By Echo Martin
The structures of today morph into history alongside the innovations of tomorrow. This idea lays the groundwork behind the exhibition “Still . . . Life,” a collaboration between three professors: Neil Anderson in the Department of Horticultural Science, Lynn Silverman in the Department of Photography at the Maryland Institute College of Art, and the late Mark Gilquist, who taught K–12 in the Department of Mathematics at Champlin Park High School, ISD-11.
During the 2010–2011 school year, when Neil and Lynn were on Fulbright sabbaticals in the Czech Republic, the three artists traveled to Jewish cemeteries around Bohemia and Moravia as an alternate way to explore the history of the Holocaust than the better-known concentration camps. Silverman’s photographs document the intersection of modern Czech life with the Jewish cemeteries that were desecrated during the Holocaust. Anderson catalogues the various plants growing wild in these often overlooked places, including native and non-native sympathy plants that still thrive even seventy years after the violence of World War II. Taken from his wheelchair, Gilquists’ photographs provide a unique perspective on the destruction that took place.

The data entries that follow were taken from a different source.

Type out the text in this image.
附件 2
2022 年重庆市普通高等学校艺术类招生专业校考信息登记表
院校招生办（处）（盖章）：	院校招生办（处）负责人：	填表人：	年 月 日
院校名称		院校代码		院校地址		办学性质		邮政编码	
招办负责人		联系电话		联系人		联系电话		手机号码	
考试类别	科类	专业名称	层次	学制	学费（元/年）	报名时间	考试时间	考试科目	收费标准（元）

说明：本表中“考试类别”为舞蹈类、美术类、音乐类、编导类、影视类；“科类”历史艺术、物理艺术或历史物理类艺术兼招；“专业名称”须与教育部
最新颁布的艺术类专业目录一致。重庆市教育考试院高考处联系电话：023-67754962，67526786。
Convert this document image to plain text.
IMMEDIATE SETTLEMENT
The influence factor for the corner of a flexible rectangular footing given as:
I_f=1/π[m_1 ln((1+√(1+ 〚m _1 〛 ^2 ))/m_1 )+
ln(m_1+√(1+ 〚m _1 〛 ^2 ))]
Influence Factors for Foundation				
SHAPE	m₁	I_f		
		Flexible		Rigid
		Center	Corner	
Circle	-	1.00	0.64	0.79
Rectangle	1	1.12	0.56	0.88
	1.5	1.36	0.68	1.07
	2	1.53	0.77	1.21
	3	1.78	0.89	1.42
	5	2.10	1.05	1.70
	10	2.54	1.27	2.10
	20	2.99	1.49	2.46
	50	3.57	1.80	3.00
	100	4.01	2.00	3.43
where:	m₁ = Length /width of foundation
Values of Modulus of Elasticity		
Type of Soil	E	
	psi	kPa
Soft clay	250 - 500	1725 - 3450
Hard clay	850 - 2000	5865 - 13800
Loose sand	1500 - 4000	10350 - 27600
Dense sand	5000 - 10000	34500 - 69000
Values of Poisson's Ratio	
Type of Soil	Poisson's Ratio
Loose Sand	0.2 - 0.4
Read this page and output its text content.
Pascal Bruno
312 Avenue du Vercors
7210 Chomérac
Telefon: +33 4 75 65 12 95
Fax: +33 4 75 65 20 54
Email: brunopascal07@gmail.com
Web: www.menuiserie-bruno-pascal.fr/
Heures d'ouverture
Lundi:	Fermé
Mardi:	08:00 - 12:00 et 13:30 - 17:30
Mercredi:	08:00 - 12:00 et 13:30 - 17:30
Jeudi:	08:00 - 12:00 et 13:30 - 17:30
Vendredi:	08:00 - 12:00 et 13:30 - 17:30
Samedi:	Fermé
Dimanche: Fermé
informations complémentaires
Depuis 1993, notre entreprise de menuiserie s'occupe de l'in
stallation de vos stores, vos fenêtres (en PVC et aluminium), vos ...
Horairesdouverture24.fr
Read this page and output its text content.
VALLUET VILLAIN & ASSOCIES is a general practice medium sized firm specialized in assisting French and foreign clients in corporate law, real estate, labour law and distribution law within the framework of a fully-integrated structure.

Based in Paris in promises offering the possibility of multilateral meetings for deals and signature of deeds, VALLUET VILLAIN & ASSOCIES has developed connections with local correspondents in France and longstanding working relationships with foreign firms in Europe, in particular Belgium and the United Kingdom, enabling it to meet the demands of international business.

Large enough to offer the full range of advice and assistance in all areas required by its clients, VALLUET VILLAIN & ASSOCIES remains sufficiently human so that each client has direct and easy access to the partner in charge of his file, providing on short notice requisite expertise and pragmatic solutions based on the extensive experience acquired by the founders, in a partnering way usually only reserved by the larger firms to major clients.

The layout of the exhibit is reminiscent of the often-ignored walls of the cemeteries. Each photograph is flush with the wall as if you’re peeking through a gap in the cemetery wall. Real vinca plants from the cemeteries in the Czech Republic grow along the floor as if trying to escape into the modern world while ivy cascades down from the top of the exhibit. The contributions from the three artists combine to form a powerful narrative of how life continues in tandem with the past.